The next thing we learned is that changing regions is not easy. A lot of people had high hopes for the Brazilian Furia roster of CaioTG1, Caard, and Yanxnz when their move to the USA was leaked announced. After their semi finals run in Fort Worth, which included one of the greatest series ever when they beat Moist, a lot of people thought they would be a team guaranteed to make the major, even in their new region. Unfortunately, things did not go to plan. They finished the split tied for 7th place in the standings, with their best result being their two quarter final appearances in the first two events.

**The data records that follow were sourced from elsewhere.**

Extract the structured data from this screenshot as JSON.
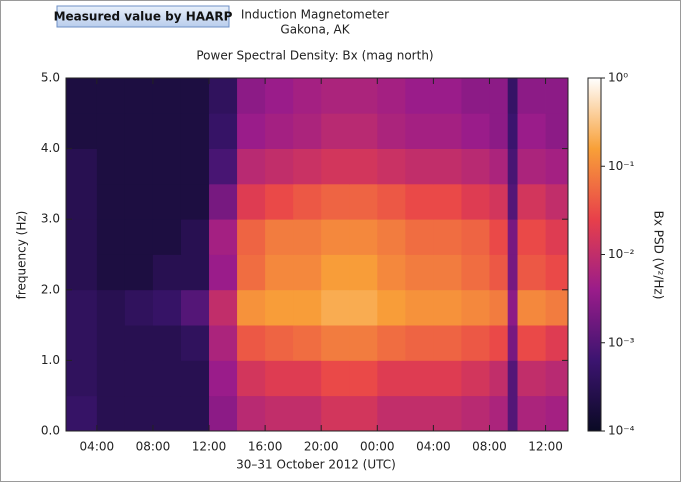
{
  "chart_data": {
    "type": "heatmap",
    "annotation": "Measured value by HAARP",
    "title": "Induction Magnetometer",
    "subtitle": "Gakona, AK",
    "plot_title": "Power Spectral Density: Bx (mag north)",
    "x_label": "30–31 October 2012 (UTC)",
    "y_label": "frequency (Hz)",
    "color_label": "Bx PSD (V²/Hz)",
    "xlim": [
      1.8,
      37.6
    ],
    "xticks": [
      {
        "value": 4,
        "label": "04:00"
      },
      {
        "value": 8,
        "label": "08:00"
      },
      {
        "value": 12,
        "label": "12:00"
      },
      {
        "value": 16,
        "label": "16:00"
      },
      {
        "value": 20,
        "label": "20:00"
      },
      {
        "value": 24,
        "label": "00:00"
      },
      {
        "value": 28,
        "label": "04:00"
      },
      {
        "value": 32,
        "label": "08:00"
      },
      {
        "value": 36,
        "label": "12:00"
      }
    ],
    "ylim": [
      0,
      5
    ],
    "yticks": [
      {
        "value": 0,
        "label": "0.0"
      },
      {
        "value": 1,
        "label": "1.0"
      },
      {
        "value": 2,
        "label": "2.0"
      },
      {
        "value": 3,
        "label": "3.0"
      },
      {
        "value": 4,
        "label": "4.0"
      },
      {
        "value": 5,
        "label": "5.0"
      }
    ],
    "x_bins": [
      1.8,
      4,
      6,
      8,
      10,
      12,
      14,
      16,
      18,
      20,
      22,
      24,
      26,
      28,
      30,
      32,
      33.3,
      34,
      36,
      37.6
    ],
    "y_bins": [
      0,
      0.5,
      1,
      1.5,
      2,
      2.5,
      3,
      3.5,
      4,
      4.5,
      5
    ],
    "z": [
      [
        0.0005,
        0.0003,
        0.0003,
        0.0003,
        0.0003,
        0.003,
        0.008,
        0.01,
        0.01,
        0.015,
        0.015,
        0.01,
        0.01,
        0.01,
        0.008,
        0.006,
        0.001,
        0.006,
        0.005
      ],
      [
        0.0004,
        0.0003,
        0.0003,
        0.0003,
        0.0003,
        0.004,
        0.015,
        0.02,
        0.02,
        0.03,
        0.03,
        0.02,
        0.02,
        0.02,
        0.015,
        0.01,
        0.001,
        0.01,
        0.008
      ],
      [
        0.0004,
        0.0003,
        0.0003,
        0.0003,
        0.0004,
        0.006,
        0.04,
        0.05,
        0.06,
        0.08,
        0.08,
        0.06,
        0.05,
        0.05,
        0.04,
        0.03,
        0.002,
        0.03,
        0.02
      ],
      [
        0.0004,
        0.0003,
        0.0004,
        0.0005,
        0.001,
        0.01,
        0.12,
        0.15,
        0.15,
        0.2,
        0.2,
        0.15,
        0.12,
        0.12,
        0.1,
        0.08,
        0.003,
        0.1,
        0.08
      ],
      [
        0.0003,
        0.0002,
        0.0002,
        0.0003,
        0.0003,
        0.004,
        0.06,
        0.1,
        0.1,
        0.15,
        0.15,
        0.1,
        0.08,
        0.08,
        0.06,
        0.04,
        0.002,
        0.04,
        0.03
      ],
      [
        0.0003,
        0.0002,
        0.0002,
        0.0002,
        0.0003,
        0.005,
        0.05,
        0.08,
        0.08,
        0.1,
        0.1,
        0.08,
        0.06,
        0.06,
        0.05,
        0.03,
        0.002,
        0.03,
        0.02
      ],
      [
        0.0003,
        0.0002,
        0.0002,
        0.0002,
        0.0002,
        0.002,
        0.02,
        0.03,
        0.04,
        0.05,
        0.05,
        0.04,
        0.03,
        0.03,
        0.02,
        0.015,
        0.001,
        0.015,
        0.01
      ],
      [
        0.0003,
        0.0002,
        0.0002,
        0.0002,
        0.0002,
        0.0008,
        0.008,
        0.01,
        0.012,
        0.015,
        0.015,
        0.012,
        0.01,
        0.01,
        0.008,
        0.006,
        0.0008,
        0.006,
        0.005
      ],
      [
        0.0002,
        0.0002,
        0.0002,
        0.0002,
        0.0002,
        0.0005,
        0.004,
        0.005,
        0.006,
        0.008,
        0.008,
        0.006,
        0.005,
        0.005,
        0.004,
        0.003,
        0.0006,
        0.004,
        0.003
      ],
      [
        0.0002,
        0.0002,
        0.0002,
        0.0002,
        0.0002,
        0.0004,
        0.003,
        0.004,
        0.005,
        0.006,
        0.006,
        0.005,
        0.004,
        0.004,
        0.003,
        0.003,
        0.0005,
        0.003,
        0.003
      ]
    ],
    "color_scale": "log",
    "colorlim": [
      0.0001,
      1
    ],
    "colorticks": [
      {
        "value": 0.0001,
        "label": "10⁻⁴"
      },
      {
        "value": 0.001,
        "label": "10⁻³"
      },
      {
        "value": 0.01,
        "label": "10⁻²"
      },
      {
        "value": 0.1,
        "label": "10⁻¹"
      },
      {
        "value": 1,
        "label": "10⁰"
      }
    ],
    "colormap": [
      "#0a0a24",
      "#3c1470",
      "#9a1c8a",
      "#e8404a",
      "#f8a038",
      "#ffffff"
    ]
  }
}
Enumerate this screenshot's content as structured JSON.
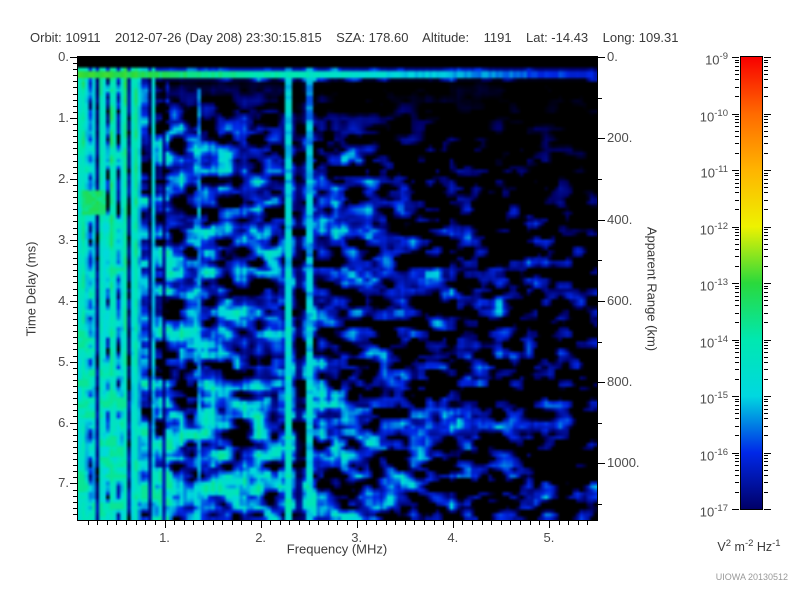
{
  "header": {
    "full_text": "Orbit: 10911    2012-07-26 (Day 208) 23:30:15.815    SZA: 178.60    Altitude:    1191    Lat: -14.43    Long: 109.31",
    "orbit": "10911",
    "date": "2012-07-26",
    "day_of_year": "208",
    "time": "23:30:15.815",
    "sza": "178.60",
    "altitude": "1191",
    "lat": "-14.43",
    "long": "109.31"
  },
  "watermark": "UIOWA 20130512",
  "chart_data": {
    "type": "heatmap",
    "description": "Radar-sounder ionogram spectrogram: received spectral density (color, log scale) versus sounding frequency (x) and echo time delay (y, increasing downward), with equivalent apparent range on the right axis.",
    "x_axis": {
      "label": "Frequency (MHz)",
      "min": 0.1,
      "max": 5.5,
      "major_ticks": [
        1,
        2,
        3,
        4,
        5
      ],
      "tick_labels": [
        "1.",
        "2.",
        "3.",
        "4.",
        "5."
      ],
      "minor_tick_step": 0.1
    },
    "y_axis": {
      "label": "Time Delay (ms)",
      "min": 0.0,
      "max": 7.6,
      "direction": "down",
      "major_ticks": [
        0,
        1,
        2,
        3,
        4,
        5,
        6,
        7
      ],
      "tick_labels": [
        "0.",
        "1.",
        "2.",
        "3.",
        "4.",
        "5.",
        "6.",
        "7."
      ],
      "minor_tick_step": 0.1
    },
    "y2_axis": {
      "label": "Apparent Range (km)",
      "min": 0,
      "max": 1139,
      "major_ticks": [
        0,
        200,
        400,
        600,
        800,
        1000
      ],
      "tick_labels": [
        "0.",
        "200.",
        "400.",
        "600.",
        "800.",
        "1000."
      ],
      "minor_tick_step": 100
    },
    "colorbar": {
      "scale": "log10",
      "tick_exponents": [
        "-9",
        "-10",
        "-11",
        "-12",
        "-13",
        "-14",
        "-15",
        "-16",
        "-17"
      ],
      "unit_parts": [
        {
          "base": "V",
          "exp": "2"
        },
        {
          "base": "m",
          "exp": "-2"
        },
        {
          "base": "Hz",
          "exp": "-1"
        }
      ],
      "stops": [
        {
          "pos": 0.0,
          "color": "#000068"
        },
        {
          "pos": 0.125,
          "color": "#0028e8"
        },
        {
          "pos": 0.25,
          "color": "#00d8e0"
        },
        {
          "pos": 0.375,
          "color": "#00e8b0"
        },
        {
          "pos": 0.5,
          "color": "#2ad93c"
        },
        {
          "pos": 0.625,
          "color": "#eef200"
        },
        {
          "pos": 0.75,
          "color": "#ffb400"
        },
        {
          "pos": 0.875,
          "color": "#ff6a00"
        },
        {
          "pos": 1.0,
          "color": "#f80000"
        }
      ]
    },
    "features": {
      "no_signal_top": {
        "t_ms": [
          0,
          0.16
        ],
        "note": "black band (no echo) at the very top of the plot"
      },
      "echo_band": {
        "t_ms": [
          0.17,
          0.36
        ],
        "peak_t_ms": 0.255,
        "note": "bright horizontal echo trace across all frequencies; green/cyan (~1e-13) at low frequency fading to faint blue (~1e-16) above ~4 MHz"
      },
      "plasma_striations": {
        "f_mhz": [
          0.1,
          1.0
        ],
        "note": "bright vertical green/cyan striations spanning all delays below ~1 MHz (local plasma resonances), interleaved with dark columns"
      },
      "bright_patch": {
        "f_mhz": [
          0.12,
          0.38
        ],
        "t_ms": [
          2.2,
          2.6
        ],
        "note": "bright green patch at low frequency near 2.4 ms"
      },
      "interference_lines_mhz": [
        2.3,
        2.5
      ],
      "interference_gap_mhz": [
        2.35,
        2.44
      ],
      "faint_line_mhz": 1.35,
      "background": {
        "note": "diffuse mottled blue noise (~1e-16.5 to ~1e-14.5), denser and brighter at longer delays and lower frequencies; mostly black (below 1e-17) at short delays above ~2 MHz, the dark region widening with frequency"
      }
    }
  }
}
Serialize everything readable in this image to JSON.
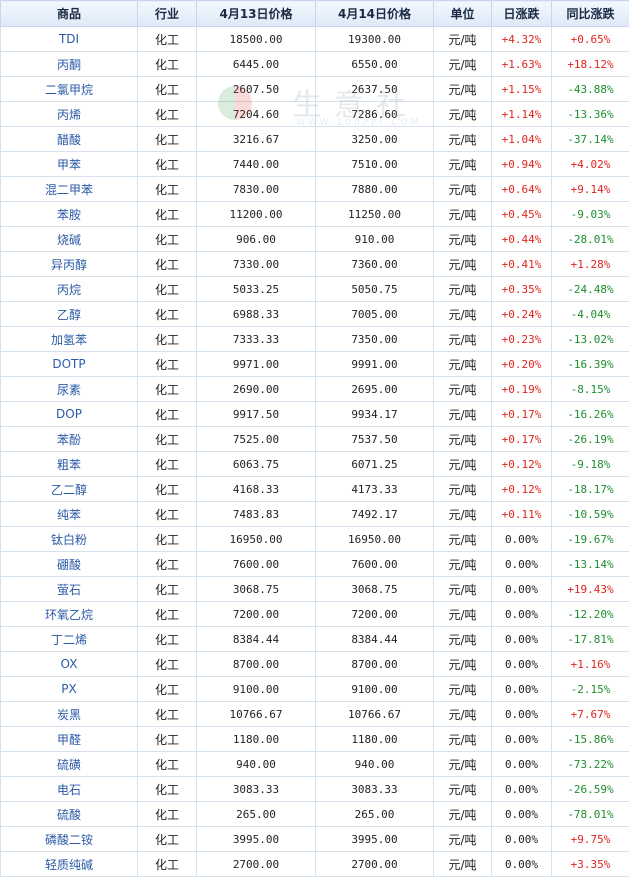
{
  "table": {
    "headers": [
      "商品",
      "行业",
      "4月13日价格",
      "4月14日价格",
      "单位",
      "日涨跌",
      "同比涨跌"
    ],
    "rows": [
      {
        "name": "TDI",
        "industry": "化工",
        "price_prev": "18500.00",
        "price_curr": "19300.00",
        "unit": "元/吨",
        "daily": "+4.32%",
        "yoy": "+0.65%"
      },
      {
        "name": "丙酮",
        "industry": "化工",
        "price_prev": "6445.00",
        "price_curr": "6550.00",
        "unit": "元/吨",
        "daily": "+1.63%",
        "yoy": "+18.12%"
      },
      {
        "name": "二氯甲烷",
        "industry": "化工",
        "price_prev": "2607.50",
        "price_curr": "2637.50",
        "unit": "元/吨",
        "daily": "+1.15%",
        "yoy": "-43.88%"
      },
      {
        "name": "丙烯",
        "industry": "化工",
        "price_prev": "7204.60",
        "price_curr": "7286.60",
        "unit": "元/吨",
        "daily": "+1.14%",
        "yoy": "-13.36%"
      },
      {
        "name": "醋酸",
        "industry": "化工",
        "price_prev": "3216.67",
        "price_curr": "3250.00",
        "unit": "元/吨",
        "daily": "+1.04%",
        "yoy": "-37.14%"
      },
      {
        "name": "甲苯",
        "industry": "化工",
        "price_prev": "7440.00",
        "price_curr": "7510.00",
        "unit": "元/吨",
        "daily": "+0.94%",
        "yoy": "+4.02%"
      },
      {
        "name": "混二甲苯",
        "industry": "化工",
        "price_prev": "7830.00",
        "price_curr": "7880.00",
        "unit": "元/吨",
        "daily": "+0.64%",
        "yoy": "+9.14%"
      },
      {
        "name": "苯胺",
        "industry": "化工",
        "price_prev": "11200.00",
        "price_curr": "11250.00",
        "unit": "元/吨",
        "daily": "+0.45%",
        "yoy": "-9.03%"
      },
      {
        "name": "烧碱",
        "industry": "化工",
        "price_prev": "906.00",
        "price_curr": "910.00",
        "unit": "元/吨",
        "daily": "+0.44%",
        "yoy": "-28.01%"
      },
      {
        "name": "异丙醇",
        "industry": "化工",
        "price_prev": "7330.00",
        "price_curr": "7360.00",
        "unit": "元/吨",
        "daily": "+0.41%",
        "yoy": "+1.28%"
      },
      {
        "name": "丙烷",
        "industry": "化工",
        "price_prev": "5033.25",
        "price_curr": "5050.75",
        "unit": "元/吨",
        "daily": "+0.35%",
        "yoy": "-24.48%"
      },
      {
        "name": "乙醇",
        "industry": "化工",
        "price_prev": "6988.33",
        "price_curr": "7005.00",
        "unit": "元/吨",
        "daily": "+0.24%",
        "yoy": "-4.04%"
      },
      {
        "name": "加氢苯",
        "industry": "化工",
        "price_prev": "7333.33",
        "price_curr": "7350.00",
        "unit": "元/吨",
        "daily": "+0.23%",
        "yoy": "-13.02%"
      },
      {
        "name": "DOTP",
        "industry": "化工",
        "price_prev": "9971.00",
        "price_curr": "9991.00",
        "unit": "元/吨",
        "daily": "+0.20%",
        "yoy": "-16.39%"
      },
      {
        "name": "尿素",
        "industry": "化工",
        "price_prev": "2690.00",
        "price_curr": "2695.00",
        "unit": "元/吨",
        "daily": "+0.19%",
        "yoy": "-8.15%"
      },
      {
        "name": "DOP",
        "industry": "化工",
        "price_prev": "9917.50",
        "price_curr": "9934.17",
        "unit": "元/吨",
        "daily": "+0.17%",
        "yoy": "-16.26%"
      },
      {
        "name": "苯酚",
        "industry": "化工",
        "price_prev": "7525.00",
        "price_curr": "7537.50",
        "unit": "元/吨",
        "daily": "+0.17%",
        "yoy": "-26.19%"
      },
      {
        "name": "粗苯",
        "industry": "化工",
        "price_prev": "6063.75",
        "price_curr": "6071.25",
        "unit": "元/吨",
        "daily": "+0.12%",
        "yoy": "-9.18%"
      },
      {
        "name": "乙二醇",
        "industry": "化工",
        "price_prev": "4168.33",
        "price_curr": "4173.33",
        "unit": "元/吨",
        "daily": "+0.12%",
        "yoy": "-18.17%"
      },
      {
        "name": "纯苯",
        "industry": "化工",
        "price_prev": "7483.83",
        "price_curr": "7492.17",
        "unit": "元/吨",
        "daily": "+0.11%",
        "yoy": "-10.59%"
      },
      {
        "name": "钛白粉",
        "industry": "化工",
        "price_prev": "16950.00",
        "price_curr": "16950.00",
        "unit": "元/吨",
        "daily": "0.00%",
        "yoy": "-19.67%"
      },
      {
        "name": "硼酸",
        "industry": "化工",
        "price_prev": "7600.00",
        "price_curr": "7600.00",
        "unit": "元/吨",
        "daily": "0.00%",
        "yoy": "-13.14%"
      },
      {
        "name": "萤石",
        "industry": "化工",
        "price_prev": "3068.75",
        "price_curr": "3068.75",
        "unit": "元/吨",
        "daily": "0.00%",
        "yoy": "+19.43%"
      },
      {
        "name": "环氧乙烷",
        "industry": "化工",
        "price_prev": "7200.00",
        "price_curr": "7200.00",
        "unit": "元/吨",
        "daily": "0.00%",
        "yoy": "-12.20%"
      },
      {
        "name": "丁二烯",
        "industry": "化工",
        "price_prev": "8384.44",
        "price_curr": "8384.44",
        "unit": "元/吨",
        "daily": "0.00%",
        "yoy": "-17.81%"
      },
      {
        "name": "OX",
        "industry": "化工",
        "price_prev": "8700.00",
        "price_curr": "8700.00",
        "unit": "元/吨",
        "daily": "0.00%",
        "yoy": "+1.16%"
      },
      {
        "name": "PX",
        "industry": "化工",
        "price_prev": "9100.00",
        "price_curr": "9100.00",
        "unit": "元/吨",
        "daily": "0.00%",
        "yoy": "-2.15%"
      },
      {
        "name": "炭黑",
        "industry": "化工",
        "price_prev": "10766.67",
        "price_curr": "10766.67",
        "unit": "元/吨",
        "daily": "0.00%",
        "yoy": "+7.67%"
      },
      {
        "name": "甲醛",
        "industry": "化工",
        "price_prev": "1180.00",
        "price_curr": "1180.00",
        "unit": "元/吨",
        "daily": "0.00%",
        "yoy": "-15.86%"
      },
      {
        "name": "硫磺",
        "industry": "化工",
        "price_prev": "940.00",
        "price_curr": "940.00",
        "unit": "元/吨",
        "daily": "0.00%",
        "yoy": "-73.22%"
      },
      {
        "name": "电石",
        "industry": "化工",
        "price_prev": "3083.33",
        "price_curr": "3083.33",
        "unit": "元/吨",
        "daily": "0.00%",
        "yoy": "-26.59%"
      },
      {
        "name": "硫酸",
        "industry": "化工",
        "price_prev": "265.00",
        "price_curr": "265.00",
        "unit": "元/吨",
        "daily": "0.00%",
        "yoy": "-78.01%"
      },
      {
        "name": "磷酸二铵",
        "industry": "化工",
        "price_prev": "3995.00",
        "price_curr": "3995.00",
        "unit": "元/吨",
        "daily": "0.00%",
        "yoy": "+9.75%"
      },
      {
        "name": "轻质纯碱",
        "industry": "化工",
        "price_prev": "2700.00",
        "price_curr": "2700.00",
        "unit": "元/吨",
        "daily": "0.00%",
        "yoy": "+3.35%"
      }
    ]
  },
  "watermark": {
    "brand": "生意社",
    "url": "WWW.100PPI.COM"
  },
  "colors": {
    "up": "#e0241e",
    "down": "#1e8e2e",
    "header_bg": "#dde9f6",
    "name_link": "#2b5aa6"
  }
}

It seems that because teams scrim Furia regularly now, and there's more scrim/tournament tape on them after last season, the surprise factor that they once had at LANs are now gone. Teams have gotten used to their playstyle, and having to compete in arguably the hardest region week in and week out proved to be too much for Furia. Their split also ends with Shift reporting that Furia are set to part ways with Caio, and that they’re eyeing up NRG not so juicy Justin.

Speaking of NRG, they also underperformed in this split. Finishing sixth place in the standings means that the most storied org in the scene missed out on the Fall Major by only one spot. This makes the prospect of them completely disbanding as a roster, which some people have called for them to do, not practical by any means. Amassing 17 points in the fall split is nothing to scoff at, as they were the “best of the rest” results wise for NA. Much of their large fanbase is calling for a player change, as it seems dropping their former coach, Sizz, after the first regional did not bode well for them. NRG now seem stuck, because no one truly knows who has to be dropped on the roster, or if they just need to take a long break from the game. The organization surely is still happy in terms of the content side of things, with all three of them pulling high streaming numbers, as well as Squishy still uploading youtube videos every other day for 7 years now. We say every split, for what feels like forever now, that Dazerin’s beloved team needs to make a change. Will they? Only time will tell.

NRG wasn’t the only hyped North American roster that underachieved. Optic Gaming can share much of the same sentiments in terms of performance. The Green Wall, who’s new, highly mechanical roster composed of Ayyjayy, Retals and Majicbear, finished the split tied for 7th place in the standings. On paper, this is a team that can do some major damage, and their talent warrants a much higher finish than just 5th-8th in a given regional. It seems that they weren’t able to do what Gen.G did with their new roster, which is to create a play style that suits all three players. Majicbear seems forced to play a lot of defense on Optic, due to both Retal’s and Ayyjayy’s aggression on the pitch. Majic is best known for his mechanical prowess when on the ball, so this style might be making him more uncomfortable when on the field. Optic’s split shows us that you can’t just take three technically gifted players and throw them together on a team for immediate results. It makes what Gen.G accomplished with their new roster all the more impressive. Despite this, there is still a lot of hope for Optic as they get more experienced with each other. I still believe that the expectation for this roster going into the next split is to make the major. The talent is just too prevalent to say otherwise. And yes, Ayyjayy is still cracked out of his mind.

Here’s what I find funny about this split. If you didn’t know about the influx of players from other regions, and I told you that 5 of the top 6 teams at the end of the split are Faze, Version1, Spacestation, NRG and G2, you’d think “yeah, that's a very standard, boring, run of the mill split for NA.” This split was anything but that. New rosters plus new talent, all combined with every regional feeling like an international LAN, meant that North America was a joy to watch every other week. Also, I think we can all agree that they definitely sent their five best teams to The Netherlands. As always, thanks for reading! God bless.